Arctic Ice In Perspective

With Arctic ice melting season underway, warmists are again stoking fears about ice disappearing in the North.  In fact, the pattern of Arctic ice seen in historical perspective is not alarming. People are over-thinking and over-analyzing Arctic Ice extents, and getting wrapped around the axle (or should I say axis).  So let’s keep it simple and we can all readily understand what is happening up North.

I will use the ever popular NOAA dataset derived from satellite passive microwave sensors.  It sometimes understates the ice extents, but everyone refers to it and it is complete from 1979 to 2018.  Here’s what NOAA reports (in M km2):

We are frequently told that only the March maximums and the September minimums matter, since the other months are only transitional between the two.  So the graph above shows the mean ice extent, averaging the two months March and September.

If I were adding this to the Ice House of Mirrors, the name would be The X-Ray Ice Mirror, because it looks into the structure of the time series.   For even more clarity and simplicity, here is the table:

NOAA NH Annual Average Ice Extents (in M km2).  Sea Ice Index v3.0 (here)

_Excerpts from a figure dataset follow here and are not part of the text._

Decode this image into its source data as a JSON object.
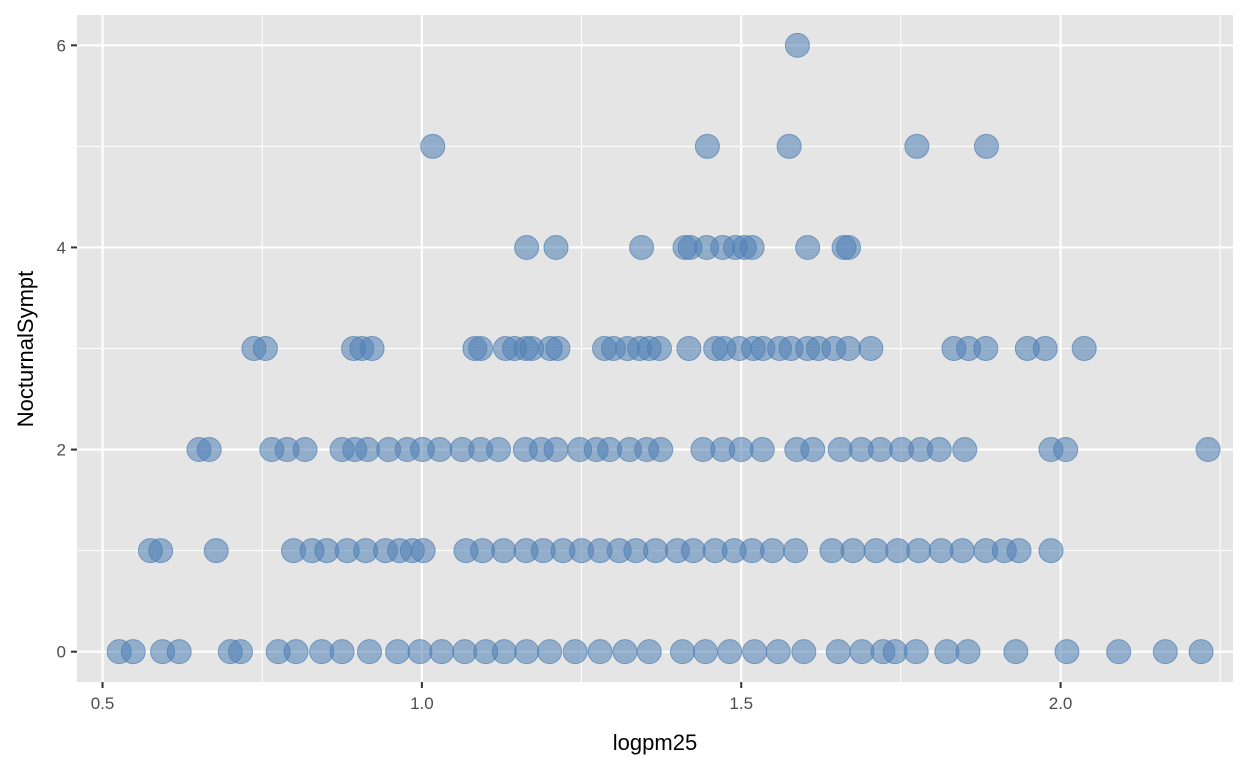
{
  "chart_data": {
    "type": "scatter",
    "xlabel": "logpm25",
    "ylabel": "NocturnalSympt",
    "xlim": [
      0.46,
      2.27
    ],
    "ylim": [
      -0.3,
      6.3
    ],
    "x_ticks": [
      0.5,
      1.0,
      1.5,
      2.0
    ],
    "x_tick_labels": [
      "0.5",
      "1.0",
      "1.5",
      "2.0"
    ],
    "y_ticks": [
      0,
      2,
      4,
      6
    ],
    "y_tick_labels": [
      "0",
      "2",
      "4",
      "6"
    ],
    "grid": true,
    "legend": "none",
    "colors": {
      "point": "#4f7fb4",
      "panel": "#e5e5e5",
      "grid_major": "#ffffff"
    },
    "series": [
      {
        "points": [
          [
            1.588,
            6
          ],
          [
            1.017,
            5
          ],
          [
            1.447,
            5
          ],
          [
            1.575,
            5
          ],
          [
            1.775,
            5
          ],
          [
            1.884,
            5
          ],
          [
            1.164,
            4
          ],
          [
            1.21,
            4
          ],
          [
            1.344,
            4
          ],
          [
            1.412,
            4
          ],
          [
            1.42,
            4
          ],
          [
            1.446,
            4
          ],
          [
            1.471,
            4
          ],
          [
            1.491,
            4
          ],
          [
            1.505,
            4
          ],
          [
            1.517,
            4
          ],
          [
            1.604,
            4
          ],
          [
            1.661,
            4
          ],
          [
            1.668,
            4
          ],
          [
            0.737,
            3
          ],
          [
            0.755,
            3
          ],
          [
            0.893,
            3
          ],
          [
            0.906,
            3
          ],
          [
            0.922,
            3
          ],
          [
            1.083,
            3
          ],
          [
            1.092,
            3
          ],
          [
            1.131,
            3
          ],
          [
            1.145,
            3
          ],
          [
            1.163,
            3
          ],
          [
            1.172,
            3
          ],
          [
            1.201,
            3
          ],
          [
            1.213,
            3
          ],
          [
            1.286,
            3
          ],
          [
            1.3,
            3
          ],
          [
            1.322,
            3
          ],
          [
            1.341,
            3
          ],
          [
            1.356,
            3
          ],
          [
            1.372,
            3
          ],
          [
            1.418,
            3
          ],
          [
            1.46,
            3
          ],
          [
            1.473,
            3
          ],
          [
            1.497,
            3
          ],
          [
            1.519,
            3
          ],
          [
            1.534,
            3
          ],
          [
            1.56,
            3
          ],
          [
            1.578,
            3
          ],
          [
            1.604,
            3
          ],
          [
            1.621,
            3
          ],
          [
            1.645,
            3
          ],
          [
            1.668,
            3
          ],
          [
            1.703,
            3
          ],
          [
            1.833,
            3
          ],
          [
            1.856,
            3
          ],
          [
            1.883,
            3
          ],
          [
            1.948,
            3
          ],
          [
            1.976,
            3
          ],
          [
            2.037,
            3
          ],
          [
            0.651,
            2
          ],
          [
            0.667,
            2
          ],
          [
            0.765,
            2
          ],
          [
            0.789,
            2
          ],
          [
            0.817,
            2
          ],
          [
            0.875,
            2
          ],
          [
            0.895,
            2
          ],
          [
            0.915,
            2
          ],
          [
            0.948,
            2
          ],
          [
            0.977,
            2
          ],
          [
            1.001,
            2
          ],
          [
            1.028,
            2
          ],
          [
            1.063,
            2
          ],
          [
            1.092,
            2
          ],
          [
            1.12,
            2
          ],
          [
            1.162,
            2
          ],
          [
            1.187,
            2
          ],
          [
            1.21,
            2
          ],
          [
            1.247,
            2
          ],
          [
            1.273,
            2
          ],
          [
            1.294,
            2
          ],
          [
            1.325,
            2
          ],
          [
            1.352,
            2
          ],
          [
            1.374,
            2
          ],
          [
            1.44,
            2
          ],
          [
            1.471,
            2
          ],
          [
            1.5,
            2
          ],
          [
            1.533,
            2
          ],
          [
            1.587,
            2
          ],
          [
            1.612,
            2
          ],
          [
            1.655,
            2
          ],
          [
            1.688,
            2
          ],
          [
            1.718,
            2
          ],
          [
            1.751,
            2
          ],
          [
            1.781,
            2
          ],
          [
            1.81,
            2
          ],
          [
            1.85,
            2
          ],
          [
            1.985,
            2
          ],
          [
            2.008,
            2
          ],
          [
            2.231,
            2
          ],
          [
            0.575,
            1
          ],
          [
            0.591,
            1
          ],
          [
            0.678,
            1
          ],
          [
            0.799,
            1
          ],
          [
            0.828,
            1
          ],
          [
            0.851,
            1
          ],
          [
            0.883,
            1
          ],
          [
            0.912,
            1
          ],
          [
            0.943,
            1
          ],
          [
            0.965,
            1
          ],
          [
            0.985,
            1
          ],
          [
            1.002,
            1
          ],
          [
            1.069,
            1
          ],
          [
            1.095,
            1
          ],
          [
            1.128,
            1
          ],
          [
            1.163,
            1
          ],
          [
            1.19,
            1
          ],
          [
            1.221,
            1
          ],
          [
            1.25,
            1
          ],
          [
            1.279,
            1
          ],
          [
            1.309,
            1
          ],
          [
            1.335,
            1
          ],
          [
            1.366,
            1
          ],
          [
            1.4,
            1
          ],
          [
            1.425,
            1
          ],
          [
            1.459,
            1
          ],
          [
            1.489,
            1
          ],
          [
            1.517,
            1
          ],
          [
            1.549,
            1
          ],
          [
            1.585,
            1
          ],
          [
            1.642,
            1
          ],
          [
            1.675,
            1
          ],
          [
            1.711,
            1
          ],
          [
            1.745,
            1
          ],
          [
            1.778,
            1
          ],
          [
            1.813,
            1
          ],
          [
            1.846,
            1
          ],
          [
            1.883,
            1
          ],
          [
            1.912,
            1
          ],
          [
            1.935,
            1
          ],
          [
            1.985,
            1
          ],
          [
            0.526,
            0
          ],
          [
            0.548,
            0
          ],
          [
            0.594,
            0
          ],
          [
            0.62,
            0
          ],
          [
            0.7,
            0
          ],
          [
            0.716,
            0
          ],
          [
            0.775,
            0
          ],
          [
            0.803,
            0
          ],
          [
            0.843,
            0
          ],
          [
            0.875,
            0
          ],
          [
            0.918,
            0
          ],
          [
            0.962,
            0
          ],
          [
            0.997,
            0
          ],
          [
            1.031,
            0
          ],
          [
            1.067,
            0
          ],
          [
            1.1,
            0
          ],
          [
            1.129,
            0
          ],
          [
            1.164,
            0
          ],
          [
            1.2,
            0
          ],
          [
            1.24,
            0
          ],
          [
            1.279,
            0
          ],
          [
            1.318,
            0
          ],
          [
            1.356,
            0
          ],
          [
            1.408,
            0
          ],
          [
            1.444,
            0
          ],
          [
            1.482,
            0
          ],
          [
            1.521,
            0
          ],
          [
            1.558,
            0
          ],
          [
            1.598,
            0
          ],
          [
            1.652,
            0
          ],
          [
            1.689,
            0
          ],
          [
            1.722,
            0
          ],
          [
            1.741,
            0
          ],
          [
            1.774,
            0
          ],
          [
            1.822,
            0
          ],
          [
            1.855,
            0
          ],
          [
            1.93,
            0
          ],
          [
            2.01,
            0
          ],
          [
            2.091,
            0
          ],
          [
            2.164,
            0
          ],
          [
            2.22,
            0
          ]
        ]
      }
    ]
  }
}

Year Average Change Rate of Change
1979 11.697
1996 11.353 -0.344 -0.020 per year
2007 9.405 -1.949 -0.177 per year
2018 9.506  +0.102 +0.009 per year

The satellites involve rocket science, but this does not.  There was a small loss of ice extent over the first 17 years, then a dramatic downturn for 11 years, 9 times the rate as before. That was followed by the current plateau with no further loss of ice extent.  All the fuss is over that middle period, and we know what caused it.  A lot of multi-year ice was flushed out through the Fram Strait, leaving behind more easily melted younger ice. The effects from that natural occurrence bottomed out in 2007.

Kwok et al say this about the Variability of Fram Strait ice flux:

The average winter area flux over the 18-year record (1978–1996) is 670,000 km2, ;7% of the area of the Arctic Ocean. The winter area flux ranges from a minimum of 450,000 km2 in 1984 to a maximum of 906,000 km2 in 1995. . .The average winter volume flux over the winters of October 1990 through May 1995 is 1745 km3 ranging from a low of 1375 km3 in the 1990 flux to a high of 2791 km3 in 1994.

https://www.researchgate.net/publication/261010602/download

Conclusion:

Some complain it is too soon to say Arctic Ice is recovering, or that 2007 is a true change point.  The same people were quick to jump on a declining period after 1996 as evidence of a “Death Spiral.”

Footnote:

No one knows what will happen to Arctic ice.

Except maybe the polar bears.

And they are not talking.

Except, of course, to the admen from Coca-Cola

3 comments

  1. Hifast · June 23, 2019

    Reblogged this on Climate Collections.

    Like

  2. uwe.roland.gross · June 23, 2019

    Reblogged this on Climate- Science.

    Like

  3. cognog2 · June 23, 2019

    What is quite clear is that there little chance of an ice free Arctic in the foreseeable future.
    The problem here is the myopic purported scientists hell bent on chasing their grants.
    Statistics and computers are no substitute for rational thought; but can be helpful, as a tool, if used wisely and honestly.